I try to translate a dataframe from English to Persian. I use a pertrained langauge model for this purpose, but it's slow, how can I speed it up?
model_size = "base"
model_name = f"persiannlp/mt5-{model_size}-parsinlu-translation_en_fa"
tokenizer = MT5Tokenizer.from_pretrained(model_name)
model = MT5ForConditionalGeneration.from_pretrained(model_name)
with open(fname, 'w') as tsvfile:
writer = csv.writer(tsvfile, delimiter='\t')
#writer.writerow(["prefix", "input_text", "target_text"])
writer.writerow(["input_text", "target_text"])
for i, row in tqdm(df.iterrows(), total=maxlen):
prompt = row["input_text"]
target = row["target_text"]
if trans:
input_ids = tokenizer.encode(prompt, return_tensors="pt")

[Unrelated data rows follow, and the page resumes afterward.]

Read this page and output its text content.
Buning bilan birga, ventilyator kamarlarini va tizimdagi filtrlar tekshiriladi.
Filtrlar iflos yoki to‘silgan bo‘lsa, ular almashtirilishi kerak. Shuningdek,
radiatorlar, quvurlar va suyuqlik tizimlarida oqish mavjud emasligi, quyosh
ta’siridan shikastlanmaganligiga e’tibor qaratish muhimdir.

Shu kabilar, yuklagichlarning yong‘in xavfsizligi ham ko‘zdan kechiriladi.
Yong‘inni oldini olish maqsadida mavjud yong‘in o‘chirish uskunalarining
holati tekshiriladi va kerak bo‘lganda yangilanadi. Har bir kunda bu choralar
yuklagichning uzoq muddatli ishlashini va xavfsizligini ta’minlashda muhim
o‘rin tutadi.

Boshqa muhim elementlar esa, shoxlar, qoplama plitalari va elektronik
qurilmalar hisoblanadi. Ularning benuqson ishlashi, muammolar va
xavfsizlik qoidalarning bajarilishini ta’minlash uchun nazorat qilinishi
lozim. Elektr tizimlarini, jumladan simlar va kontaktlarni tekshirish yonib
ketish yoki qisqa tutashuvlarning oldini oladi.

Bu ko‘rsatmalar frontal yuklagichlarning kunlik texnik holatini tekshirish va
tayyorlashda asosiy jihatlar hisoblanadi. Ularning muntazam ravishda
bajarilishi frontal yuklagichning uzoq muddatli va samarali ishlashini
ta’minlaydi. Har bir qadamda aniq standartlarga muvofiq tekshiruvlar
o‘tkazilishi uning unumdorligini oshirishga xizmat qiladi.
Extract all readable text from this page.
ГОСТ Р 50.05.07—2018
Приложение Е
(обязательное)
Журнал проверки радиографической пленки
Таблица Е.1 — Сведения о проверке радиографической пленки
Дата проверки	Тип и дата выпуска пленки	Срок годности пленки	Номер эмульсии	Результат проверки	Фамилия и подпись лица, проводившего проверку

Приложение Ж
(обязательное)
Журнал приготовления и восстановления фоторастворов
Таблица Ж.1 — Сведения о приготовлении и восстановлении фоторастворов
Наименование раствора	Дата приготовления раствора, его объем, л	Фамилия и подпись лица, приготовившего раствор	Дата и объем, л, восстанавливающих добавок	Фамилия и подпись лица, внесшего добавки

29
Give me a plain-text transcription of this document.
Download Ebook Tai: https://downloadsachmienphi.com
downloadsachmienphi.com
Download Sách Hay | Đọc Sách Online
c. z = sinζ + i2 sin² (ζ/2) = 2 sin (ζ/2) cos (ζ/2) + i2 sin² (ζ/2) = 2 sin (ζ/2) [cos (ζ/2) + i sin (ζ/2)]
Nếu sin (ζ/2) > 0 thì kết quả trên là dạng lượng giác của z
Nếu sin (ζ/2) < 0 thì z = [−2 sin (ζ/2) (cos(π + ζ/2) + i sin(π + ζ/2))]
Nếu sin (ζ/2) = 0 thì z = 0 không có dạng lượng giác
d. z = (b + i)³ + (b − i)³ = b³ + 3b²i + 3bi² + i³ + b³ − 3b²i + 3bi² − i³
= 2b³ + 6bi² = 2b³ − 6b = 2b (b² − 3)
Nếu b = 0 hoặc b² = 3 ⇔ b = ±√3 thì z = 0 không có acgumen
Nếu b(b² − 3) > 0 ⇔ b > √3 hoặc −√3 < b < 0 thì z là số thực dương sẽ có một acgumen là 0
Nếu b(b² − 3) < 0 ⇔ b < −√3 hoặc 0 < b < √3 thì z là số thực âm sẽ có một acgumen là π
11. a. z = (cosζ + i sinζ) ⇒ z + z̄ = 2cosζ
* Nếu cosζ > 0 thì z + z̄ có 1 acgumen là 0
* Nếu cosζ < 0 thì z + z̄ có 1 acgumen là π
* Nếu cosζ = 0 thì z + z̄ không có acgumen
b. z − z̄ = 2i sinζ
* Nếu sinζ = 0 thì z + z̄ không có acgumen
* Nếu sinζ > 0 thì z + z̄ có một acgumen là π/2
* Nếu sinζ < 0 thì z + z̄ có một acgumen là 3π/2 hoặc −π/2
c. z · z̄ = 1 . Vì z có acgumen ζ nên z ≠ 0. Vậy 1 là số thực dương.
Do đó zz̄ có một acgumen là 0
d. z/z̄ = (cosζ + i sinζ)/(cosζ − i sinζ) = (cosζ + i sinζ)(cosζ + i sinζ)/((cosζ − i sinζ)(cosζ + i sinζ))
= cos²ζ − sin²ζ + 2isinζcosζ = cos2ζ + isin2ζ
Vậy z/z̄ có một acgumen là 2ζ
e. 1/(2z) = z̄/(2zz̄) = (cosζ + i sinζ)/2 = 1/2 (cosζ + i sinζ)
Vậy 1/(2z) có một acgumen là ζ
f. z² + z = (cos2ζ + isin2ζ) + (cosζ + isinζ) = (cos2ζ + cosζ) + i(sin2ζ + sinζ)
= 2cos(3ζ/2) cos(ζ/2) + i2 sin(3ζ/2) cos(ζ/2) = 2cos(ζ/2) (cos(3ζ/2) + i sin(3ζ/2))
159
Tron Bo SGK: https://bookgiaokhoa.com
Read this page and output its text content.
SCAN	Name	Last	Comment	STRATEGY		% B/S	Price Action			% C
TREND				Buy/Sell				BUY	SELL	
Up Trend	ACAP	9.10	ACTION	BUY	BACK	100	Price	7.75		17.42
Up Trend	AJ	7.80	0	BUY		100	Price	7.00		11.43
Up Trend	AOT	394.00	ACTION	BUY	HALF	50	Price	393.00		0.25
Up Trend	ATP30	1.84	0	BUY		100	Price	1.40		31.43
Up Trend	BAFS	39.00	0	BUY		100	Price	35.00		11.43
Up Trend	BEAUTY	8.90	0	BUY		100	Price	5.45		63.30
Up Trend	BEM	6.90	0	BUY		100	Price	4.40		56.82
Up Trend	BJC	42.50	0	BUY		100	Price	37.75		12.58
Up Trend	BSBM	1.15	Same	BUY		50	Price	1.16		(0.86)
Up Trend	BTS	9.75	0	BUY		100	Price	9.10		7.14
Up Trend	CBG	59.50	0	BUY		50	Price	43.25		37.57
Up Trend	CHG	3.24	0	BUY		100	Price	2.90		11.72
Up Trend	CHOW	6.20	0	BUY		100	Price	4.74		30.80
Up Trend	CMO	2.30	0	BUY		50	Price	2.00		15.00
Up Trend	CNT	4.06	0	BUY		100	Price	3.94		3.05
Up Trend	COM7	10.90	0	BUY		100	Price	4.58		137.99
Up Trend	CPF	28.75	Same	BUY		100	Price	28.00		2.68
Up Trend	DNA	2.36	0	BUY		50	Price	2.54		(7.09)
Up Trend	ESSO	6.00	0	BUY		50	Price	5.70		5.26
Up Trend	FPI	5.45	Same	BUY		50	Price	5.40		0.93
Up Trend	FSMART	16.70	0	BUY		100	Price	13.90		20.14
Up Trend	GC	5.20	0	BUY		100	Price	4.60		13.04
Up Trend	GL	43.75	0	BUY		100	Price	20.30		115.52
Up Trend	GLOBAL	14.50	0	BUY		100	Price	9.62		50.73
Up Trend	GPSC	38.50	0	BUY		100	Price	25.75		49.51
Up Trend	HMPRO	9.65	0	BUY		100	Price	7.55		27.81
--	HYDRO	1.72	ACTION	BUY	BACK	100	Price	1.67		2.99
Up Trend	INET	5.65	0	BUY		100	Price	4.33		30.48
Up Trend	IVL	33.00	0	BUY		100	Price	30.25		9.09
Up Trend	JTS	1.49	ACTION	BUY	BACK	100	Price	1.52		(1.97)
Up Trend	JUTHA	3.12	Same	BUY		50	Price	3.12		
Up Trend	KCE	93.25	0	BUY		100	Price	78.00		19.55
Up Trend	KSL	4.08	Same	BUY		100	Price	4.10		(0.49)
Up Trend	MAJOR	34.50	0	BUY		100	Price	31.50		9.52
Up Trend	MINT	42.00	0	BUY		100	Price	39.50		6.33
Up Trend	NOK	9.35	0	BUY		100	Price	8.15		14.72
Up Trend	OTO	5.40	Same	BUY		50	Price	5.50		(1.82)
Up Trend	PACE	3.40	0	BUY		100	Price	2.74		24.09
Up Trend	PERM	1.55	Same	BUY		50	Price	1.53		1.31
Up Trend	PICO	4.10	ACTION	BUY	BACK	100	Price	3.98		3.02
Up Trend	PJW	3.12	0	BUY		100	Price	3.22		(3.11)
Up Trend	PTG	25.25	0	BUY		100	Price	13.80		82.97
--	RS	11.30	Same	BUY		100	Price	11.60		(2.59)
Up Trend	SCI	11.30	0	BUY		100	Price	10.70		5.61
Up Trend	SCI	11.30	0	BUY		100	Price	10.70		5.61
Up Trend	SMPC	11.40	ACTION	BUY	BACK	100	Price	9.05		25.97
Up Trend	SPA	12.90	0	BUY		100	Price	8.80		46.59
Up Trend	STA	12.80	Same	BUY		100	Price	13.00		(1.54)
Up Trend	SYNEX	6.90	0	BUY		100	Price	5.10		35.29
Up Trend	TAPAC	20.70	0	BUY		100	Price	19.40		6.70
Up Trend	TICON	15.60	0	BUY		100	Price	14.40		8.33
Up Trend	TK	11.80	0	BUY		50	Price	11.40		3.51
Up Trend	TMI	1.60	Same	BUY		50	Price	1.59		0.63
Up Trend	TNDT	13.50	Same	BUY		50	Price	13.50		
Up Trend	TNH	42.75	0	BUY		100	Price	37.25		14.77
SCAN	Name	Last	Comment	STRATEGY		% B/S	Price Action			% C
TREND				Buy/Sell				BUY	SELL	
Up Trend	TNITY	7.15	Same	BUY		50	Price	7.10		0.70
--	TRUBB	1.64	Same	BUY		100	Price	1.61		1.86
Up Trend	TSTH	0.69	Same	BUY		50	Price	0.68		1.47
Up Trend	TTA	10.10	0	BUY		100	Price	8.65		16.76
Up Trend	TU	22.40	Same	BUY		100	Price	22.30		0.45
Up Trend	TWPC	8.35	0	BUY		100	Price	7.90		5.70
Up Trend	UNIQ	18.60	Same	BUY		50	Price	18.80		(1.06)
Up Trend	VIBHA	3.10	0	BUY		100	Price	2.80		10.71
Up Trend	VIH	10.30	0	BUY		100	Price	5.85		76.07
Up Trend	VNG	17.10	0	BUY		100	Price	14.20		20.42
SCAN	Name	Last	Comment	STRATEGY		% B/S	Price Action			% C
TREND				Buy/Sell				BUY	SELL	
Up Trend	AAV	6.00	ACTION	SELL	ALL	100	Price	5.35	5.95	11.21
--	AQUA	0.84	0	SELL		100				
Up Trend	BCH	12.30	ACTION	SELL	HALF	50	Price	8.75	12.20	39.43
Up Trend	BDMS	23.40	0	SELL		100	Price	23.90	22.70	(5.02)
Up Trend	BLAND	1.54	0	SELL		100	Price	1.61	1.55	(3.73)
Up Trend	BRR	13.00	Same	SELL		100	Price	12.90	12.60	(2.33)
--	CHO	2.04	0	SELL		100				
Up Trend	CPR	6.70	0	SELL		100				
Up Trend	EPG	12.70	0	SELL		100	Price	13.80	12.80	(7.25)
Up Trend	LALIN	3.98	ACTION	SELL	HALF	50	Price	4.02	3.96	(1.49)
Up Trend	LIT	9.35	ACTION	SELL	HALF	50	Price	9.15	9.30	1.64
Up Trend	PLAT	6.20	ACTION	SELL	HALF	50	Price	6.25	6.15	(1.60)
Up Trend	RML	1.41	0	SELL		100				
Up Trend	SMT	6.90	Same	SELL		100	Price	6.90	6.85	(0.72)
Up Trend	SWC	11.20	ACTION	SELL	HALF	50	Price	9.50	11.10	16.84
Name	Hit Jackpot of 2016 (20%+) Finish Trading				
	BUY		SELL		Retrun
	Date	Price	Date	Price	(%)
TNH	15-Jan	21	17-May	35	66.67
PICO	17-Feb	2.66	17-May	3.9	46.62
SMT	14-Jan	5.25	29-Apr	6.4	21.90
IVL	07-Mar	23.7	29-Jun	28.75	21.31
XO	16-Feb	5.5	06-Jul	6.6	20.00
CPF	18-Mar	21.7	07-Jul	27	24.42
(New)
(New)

res = model.generate(input_ids)
prompt = tokenizer.batch_decode(res, skip_special_tokens=True)
input_ids = tokenizer.encode(target, return_tensors="pt")
res = model.generate(input_ids)
target = tokenizer.batch_decode(res, skip_special_tokens=True)
writer.writerow([prompt, target])
print("saved in ", fname)